In questo momento particolare, tutto il mio cuore, tutta la mia attenzione è in gran parte dedicata al progetto Radio Play Live, che è un progetto nato lo scorso anno ma che sta piano piano decollando. Ho sviluppato una compagnia che a partire dai classici della letteratura mette in scena i radiodrammi così come venivano fatti una volta. Tutto il cast insieme in un teatro, suoni fatti dal vivo, musica e una grande partecipazione di pubblico, ed è un grande piacere ogni volta che lo portiamo in scena vedere proprio una sorta di magia tornare, persone che non erano più abituate a usare un certo tipo di attenzione, un certo tipo di fantasia. È un’esperienza che noi chiamiamo “innovantica”, che ci divertiamo tantissimo a fare.

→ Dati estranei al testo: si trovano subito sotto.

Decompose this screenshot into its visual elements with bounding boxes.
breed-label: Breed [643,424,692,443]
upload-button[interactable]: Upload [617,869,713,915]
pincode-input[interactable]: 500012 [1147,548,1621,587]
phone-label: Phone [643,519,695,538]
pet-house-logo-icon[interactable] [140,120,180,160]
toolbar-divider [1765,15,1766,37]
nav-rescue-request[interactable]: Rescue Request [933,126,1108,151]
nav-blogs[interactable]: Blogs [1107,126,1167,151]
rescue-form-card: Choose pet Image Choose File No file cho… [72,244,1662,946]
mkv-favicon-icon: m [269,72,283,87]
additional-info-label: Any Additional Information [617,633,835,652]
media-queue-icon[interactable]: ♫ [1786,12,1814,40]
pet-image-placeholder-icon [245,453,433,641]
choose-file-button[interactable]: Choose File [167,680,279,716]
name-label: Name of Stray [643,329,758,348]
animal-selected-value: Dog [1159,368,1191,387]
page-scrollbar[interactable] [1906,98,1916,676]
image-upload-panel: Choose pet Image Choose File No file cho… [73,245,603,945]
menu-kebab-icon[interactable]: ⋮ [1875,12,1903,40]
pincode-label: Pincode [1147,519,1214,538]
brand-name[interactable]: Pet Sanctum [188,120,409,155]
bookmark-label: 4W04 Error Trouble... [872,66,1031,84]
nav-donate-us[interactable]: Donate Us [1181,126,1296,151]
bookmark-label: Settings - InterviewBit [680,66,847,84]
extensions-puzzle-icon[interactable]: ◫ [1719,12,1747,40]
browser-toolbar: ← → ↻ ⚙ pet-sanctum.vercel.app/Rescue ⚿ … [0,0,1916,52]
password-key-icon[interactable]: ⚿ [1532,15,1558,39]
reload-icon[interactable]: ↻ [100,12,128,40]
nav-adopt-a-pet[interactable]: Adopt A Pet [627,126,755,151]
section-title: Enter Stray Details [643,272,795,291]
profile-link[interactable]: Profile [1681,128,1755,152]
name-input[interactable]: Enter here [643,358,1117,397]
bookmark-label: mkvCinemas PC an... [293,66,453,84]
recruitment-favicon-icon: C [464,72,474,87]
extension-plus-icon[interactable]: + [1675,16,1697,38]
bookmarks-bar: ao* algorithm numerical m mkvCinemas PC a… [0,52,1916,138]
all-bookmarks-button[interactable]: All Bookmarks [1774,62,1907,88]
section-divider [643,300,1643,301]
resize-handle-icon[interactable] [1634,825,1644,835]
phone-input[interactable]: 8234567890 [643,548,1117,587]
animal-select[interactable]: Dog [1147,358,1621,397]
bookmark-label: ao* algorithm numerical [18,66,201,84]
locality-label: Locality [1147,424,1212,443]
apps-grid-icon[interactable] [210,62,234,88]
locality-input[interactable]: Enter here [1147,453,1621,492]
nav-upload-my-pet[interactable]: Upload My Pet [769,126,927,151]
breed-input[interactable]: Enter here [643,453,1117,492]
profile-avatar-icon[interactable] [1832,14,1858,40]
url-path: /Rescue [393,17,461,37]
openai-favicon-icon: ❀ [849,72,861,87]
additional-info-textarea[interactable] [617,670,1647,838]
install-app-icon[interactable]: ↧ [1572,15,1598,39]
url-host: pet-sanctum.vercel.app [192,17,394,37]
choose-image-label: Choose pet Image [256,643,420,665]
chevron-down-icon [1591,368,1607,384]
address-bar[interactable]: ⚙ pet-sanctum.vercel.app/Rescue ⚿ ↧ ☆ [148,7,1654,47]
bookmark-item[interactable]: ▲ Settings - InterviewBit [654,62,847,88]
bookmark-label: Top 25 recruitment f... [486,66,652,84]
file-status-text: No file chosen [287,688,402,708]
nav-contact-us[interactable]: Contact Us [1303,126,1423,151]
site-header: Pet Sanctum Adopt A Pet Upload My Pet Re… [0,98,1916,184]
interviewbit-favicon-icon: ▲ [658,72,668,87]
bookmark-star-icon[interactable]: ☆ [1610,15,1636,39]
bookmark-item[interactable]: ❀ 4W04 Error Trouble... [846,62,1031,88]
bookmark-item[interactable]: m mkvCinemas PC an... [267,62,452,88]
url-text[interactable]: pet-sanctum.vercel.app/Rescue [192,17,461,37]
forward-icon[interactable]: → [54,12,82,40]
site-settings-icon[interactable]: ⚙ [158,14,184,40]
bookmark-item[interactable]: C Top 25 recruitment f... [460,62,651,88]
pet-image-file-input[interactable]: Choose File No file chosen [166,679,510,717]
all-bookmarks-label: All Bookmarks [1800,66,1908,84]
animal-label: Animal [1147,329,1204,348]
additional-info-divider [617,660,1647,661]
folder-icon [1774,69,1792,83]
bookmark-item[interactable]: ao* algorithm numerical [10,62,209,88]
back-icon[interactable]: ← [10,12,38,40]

Se potessi tornare indietro nel tempo a quando eri una studentessa, che consiglio ti daresti?

Il consiglio che mi darei è di andare più piano. L’ho notato tanto anche nei giovani, all’università, l’ansia di fare bene, di uscire, trovare lavoro subito ma a volte dietro questa ansia c’è anche la difficoltà di riuscire a conoscerci e di capire cosa ci piace, cosa ci riesce veramente a fare. Alla fine ci ho messo tanti anni dopo l’università e ancora ce ne sto mettendo a trovare quella che è veramente il mio percorso. Alla fine non faccio più cinema in senso lato, faccio un’altra cosa, e ripensando mi dico: “Certo che potevo metterci un pochino di più!”, potevo godermela un po’ di più questa vita universitaria e immergermi nella cultura, nelle amicizie e nei rapporti che si creano in quegli anni. Perchè è vera l’importanza dei contatti, però contatti è una parola così fredda…Ora che negli ultimi anni sto veramente scoprendo il valore dell’amicizia quando si lavora, del creare dei rapporti di fiducia, penso che se avessi cominciato all’università a dare valore alle persone, con quanti collaboratori e amici meravigliosi avrei potuto lavorare oggi? Godetevi questi anni, vivete, fate amici, studiate perché sono degli anni stupendi e vale la pena davvero viverli pienamente.